As you can see once you immediately convert and store your values in variable types that they actually represent, the rest of the code becomes pretty much trivial.

1 Like

The issue I continual receive from this answer is UiPath Studio says either (1) the “Replace” and “Trim” functions are aspects of a String not an Int, or (2) cannot assign from type System.Int32 to type System.String in Assign activity.

Then if I create another assign block after trim/replace to store “100” as Int, either cint or convert.toint32, I get “Option Strict On disallows implicit conversions from Integer to String.”


Check attached example - I’ve trimmed it down to just the sequence that’s discussed.
Note how there’s only 1 conversion for each of the accuracies.
If you need to print/use in typeInto etc. the values, use f.e. finalAccuracy.ToString(). Keeping the value in it’s true type and tostring`ing it when you need to type is much easier in the long run (and safer).

JBartosh_IntStringConversion_Main.xaml (11.6 KB)

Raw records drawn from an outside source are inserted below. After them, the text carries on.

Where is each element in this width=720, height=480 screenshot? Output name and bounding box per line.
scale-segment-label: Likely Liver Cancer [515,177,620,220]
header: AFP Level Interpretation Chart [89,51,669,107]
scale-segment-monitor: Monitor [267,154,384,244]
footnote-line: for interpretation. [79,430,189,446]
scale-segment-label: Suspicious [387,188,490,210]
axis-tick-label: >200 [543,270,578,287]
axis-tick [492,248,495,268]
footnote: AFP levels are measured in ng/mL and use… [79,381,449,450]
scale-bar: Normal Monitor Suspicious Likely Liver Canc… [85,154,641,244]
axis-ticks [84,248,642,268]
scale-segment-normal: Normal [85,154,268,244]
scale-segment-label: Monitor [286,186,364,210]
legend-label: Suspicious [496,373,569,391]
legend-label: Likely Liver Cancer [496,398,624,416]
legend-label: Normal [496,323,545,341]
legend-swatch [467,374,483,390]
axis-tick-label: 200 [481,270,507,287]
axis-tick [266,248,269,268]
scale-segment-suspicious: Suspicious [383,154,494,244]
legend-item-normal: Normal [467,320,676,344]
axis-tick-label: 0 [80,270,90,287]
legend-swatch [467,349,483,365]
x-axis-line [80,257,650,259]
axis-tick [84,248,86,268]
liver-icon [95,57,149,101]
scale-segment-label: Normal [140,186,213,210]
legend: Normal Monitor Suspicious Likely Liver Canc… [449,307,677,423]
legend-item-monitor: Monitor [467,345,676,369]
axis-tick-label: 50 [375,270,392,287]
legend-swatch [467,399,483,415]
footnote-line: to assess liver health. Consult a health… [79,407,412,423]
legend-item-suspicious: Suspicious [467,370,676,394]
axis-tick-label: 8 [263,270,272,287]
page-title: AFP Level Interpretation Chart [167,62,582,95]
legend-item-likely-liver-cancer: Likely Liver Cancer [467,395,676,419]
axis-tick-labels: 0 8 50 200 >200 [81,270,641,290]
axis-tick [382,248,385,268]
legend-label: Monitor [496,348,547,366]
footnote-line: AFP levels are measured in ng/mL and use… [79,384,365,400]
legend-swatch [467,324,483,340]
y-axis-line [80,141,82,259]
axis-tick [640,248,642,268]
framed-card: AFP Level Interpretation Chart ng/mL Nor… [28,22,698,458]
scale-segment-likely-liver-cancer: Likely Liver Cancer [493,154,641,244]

Other changes/notable things:
Note that the variables have different scopes - since we’re not interested in the accuracy text, but it’s real value, it’s used only before conversion and scoped to the inner sequence (so that it’s not used by accident somewhere else, but also to free it up from memory). Correct scoping is also easier if you name your scope activities (sequences, flowcharts etc.), so that you don’t have a Sequence>Sequence>Sequence>Sequence>Sequence to choose from when choosing scope of a variable.
Note that all of the variables start are in camelCase (start with lowercase, words within have first letter capitalized). It makes it easier to see that they’re indeed variables (and not Arguments), as well as to read them as a human.
Note that I’ve got rid of the inline IIF(...) assignments - they’re not exactly the easiest to read if you’re not used to them, so unless you already have all the syntaxes figured out, avoid them. Execution times differences will be almost non-measurable and at this stage it will be easier to focus on getting the automation right logically.

Since you’ll need finalAccuracy and webIndex outside of this sequence, remember to change it’s scope so it’s accessible, but you should restrain from changing the scope of the other variables, as after this step you should only be interested in those 2 and not in any of the intermediary values.
If you want to make it even clearer, make this a separate workflow and change finalAccuracy and webIndex to OutArguments (and rename them to suit your naming convention for arguments).